Deadlock calling SCTPTransport Stop
Your environment.
- Version: v3.1.7
What did you do?
SCTPTransport's Stop method was called in ion-sfu relay peer's Close method.
What did you expect?
The underlying SCTPTransport to be stopped in a timely manner.
What happened?
The call to Stop seems to have caused a deadlock; the method never returns. Here is the relevant block trace from pprof:
108214 2 @ 0x7cb6f0 0x7cb6df 0x481102 0x7cb645 0x7cb5f5 0x7f7dc2 0x7f30c5 0x80b128 0x80aaf8 0x8ecc78 0x90cc88 0x18edbca 0x476a61
# 0x7cb6ef sync.(*Mutex).Lock+0x6f /usr/local/go/src/sync/mutex.go:90
# 0x7cb6de github.com/pion/transport/connctx.(*connCtx).Close.func1+0x5e /go/pkg/mod/github.com/pion/[email protected]/connctx/connctx.go:154
# 0x481101 sync.(*Once).doSlow+0xc1 /usr/local/go/src/sync/once.go:74
# 0x7cb644 sync.(*Once).Do+0x64 /usr/local/go/src/sync/once.go:65
# 0x7cb5f4 github.com/pion/transport/connctx.(*connCtx).Close+0x14 /go/pkg/mod/github.com/pion/[email protected]/connctx/connctx.go:152
# 0x7f7dc1 github.com/pion/dtls/v2.(*Conn).close+0x1a1 /go/pkg/mod/github.com/pion/dtls/[email protected]/conn.go:921
# 0x7f30c4 github.com/pion/dtls/v2.(*Conn).Close+0x24 /go/pkg/mod/github.com/pion/dtls/[email protected]/conn.go:341
# 0x80b127 github.com/pion/sctp.(*Association).close+0xc7 /go/pkg/mod/github.com/pion/[email protected]/association.go:463
# 0x80aaf7 github.com/pion/sctp.(*Association).Close+0xd7 /go/pkg/mod/github.com/pion/[email protected]/association.go:443
# 0x8ecc77 github.com/pion/webrtc/v3.(*SCTPTransport).Stop+0x77 /go/pkg/mod/github.com/pion/webrtc/[email protected]/sctptransport.go:130
# 0x90cc87 github.com/pion/ion-sfu/pkg/relay.(*Peer).Close+0x287 /go/pkg/mod/github.com/playback-sports/[email protected]/pkg/relay/relay.go:336
# 0x18edbc9 github.com/playback-sports/relayer/pkg.(*Relayer).Start+0x9e9 /build/pkg/relayer.go:256
This happens very rarely but figured I'd file a report anyway.

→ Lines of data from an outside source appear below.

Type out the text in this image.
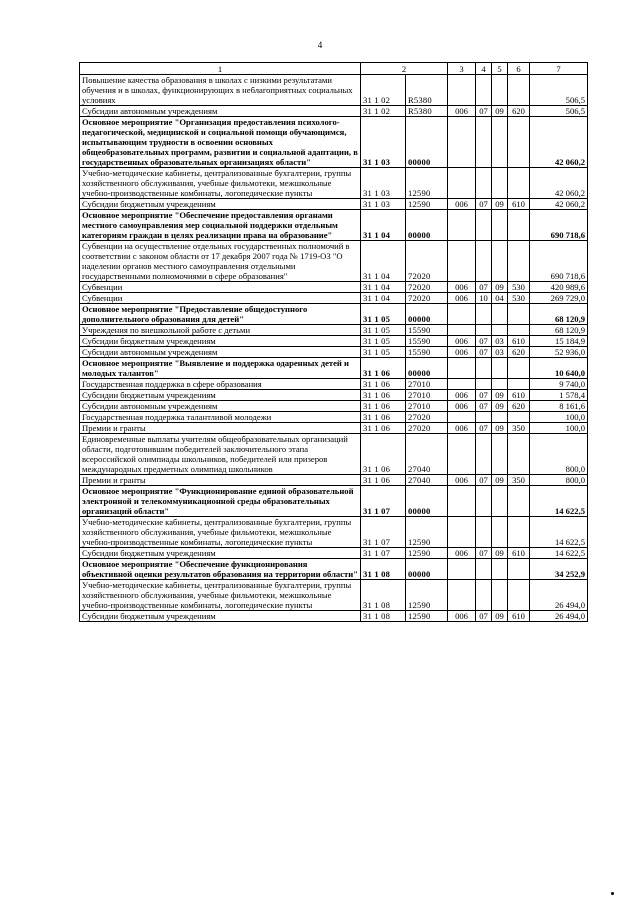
4
1	2		3	4	5	6	7
Повышение качества образования в школах с низкими результатами обучения и в школах, функционирующих в неблагоприятных социальных условиях	31 1 02	R5380					506,5
Субсидии автономным учреждениям	31 1 02	R5380	006	07	09	620	506,5
Основное мероприятие "Организация предоставления психолого-педагогической, медицинской и социальной помощи обучающимся, испытывающим трудности в освоении основных общеобразовательных программ, развитии и социальной адаптации, в государственных образовательных организациях области"	31 1 03	00000					42 060,2
Учебно-методические кабинеты, централизованные бухгалтерии, группы хозяйственного обслуживания, учебные фильмотеки, межшкольные учебно-производственные комбинаты, логопедические пункты	31 1 03	12590					42 060,2
Субсидии бюджетным учреждениям	31 1 03	12590	006	07	09	610	42 060,2
Основное мероприятие "Обеспечение предоставления органами местного самоуправления мер социальной поддержки отдельным категориям граждан в целях реализации права на образование"	31 1 04	00000					690 718,6
Субвенции на осуществление отдельных государственных полномочий в соответствии с законом области от 17 декабря 2007 года № 1719-ОЗ "О наделении органов местного самоуправления отдельными государственными полномочиями в сфере образования"	31 1 04	72020					690 718,6
Субвенции	31 1 04	72020	006	07	09	530	420 989,6
Субвенции	31 1 04	72020	006	10	04	530	269 729,0
Основное мероприятие "Предоставление общедоступного дополнительного образования для детей"	31 1 05	00000					68 120,9
Учреждения по внешкольной работе с детьми	31 1 05	15590					68 120,9
Субсидии бюджетным учреждениям	31 1 05	15590	006	07	03	610	15 184,9
Субсидии автономным учреждениям	31 1 05	15590	006	07	03	620	52 936,0
Основное мероприятие "Выявление и поддержка одаренных детей и молодых талантов"	31 1 06	00000					10 640,0
Государственная поддержка в сфере образования	31 1 06	27010					9 740,0
Субсидии бюджетным учреждениям	31 1 06	27010	006	07	09	610	1 578,4
Субсидии автономным учреждениям	31 1 06	27010	006	07	09	620	8 161,6
Государственная поддержка талантливой молодежи	31 1 06	27020					100,0
Премии и гранты	31 1 06	27020	006	07	09	350	100,0
Единовременные выплаты учителям общеобразовательных организаций области, подготовившим победителей заключительного этапа всероссийской олимпиады школьников, победителей или призеров международных предметных олимпиад школьников	31 1 06	27040					800,0
Премии и гранты	31 1 06	27040	006	07	09	350	800,0
Основное мероприятие "Функционирование единой образовательной электронной и телекоммуникационной среды образовательных организаций области"	31 1 07	00000					14 622,5
Учебно-методические кабинеты, централизованные бухгалтерии, группы хозяйственного обслуживания, учебные фильмотеки, межшкольные учебно-производственные комбинаты, логопедические пункты	31 1 07	12590					14 622,5
Субсидии бюджетным учреждениям	31 1 07	12590	006	07	09	610	14 622,5
Основное мероприятие "Обеспечение функционирования объективной оценки результатов образования на территории области"	31 1 08	00000					34 252,9
Учебно-методические кабинеты, централизованные бухгалтерии, группы хозяйственного обслуживания, учебные фильмотеки, межшкольные учебно-производственные комбинаты, логопедические пункты	31 1 08	12590					26 494,0
Субсидии бюджетным учреждениям	31 1 08	12590	006	07	09	610	26 494,0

I am experiencing similar problem, might be realted to this. Although the issue existed even before (very rarely) after recent changes it is happening more often. I tracked it down to tcp-mux and this commit. There was also earlier commit that attempted to mitigate known problem about blocking channel, though did not fix the behavior.
@tab1293 I was able to reproduce my issue in tcp-mux by turning on airplane mode, so the connection is left open and Write function is blocking until its available. I was able to fix this by adding WriteBufferSize to `NewTCPMuxDefault. Could you try it with your issue (if those steps apply, if you even use TCP mux in the first place) if thats maybe the same problem?
Nothing actionable on this one unfortunately. Sorry this didn't get addressed when you filed it originally @tab1293
I assume that LiveKit picked this up in all their TCP Mux work and hasn't been an issue for a while. If I see any patterns/reports I will come back to this though!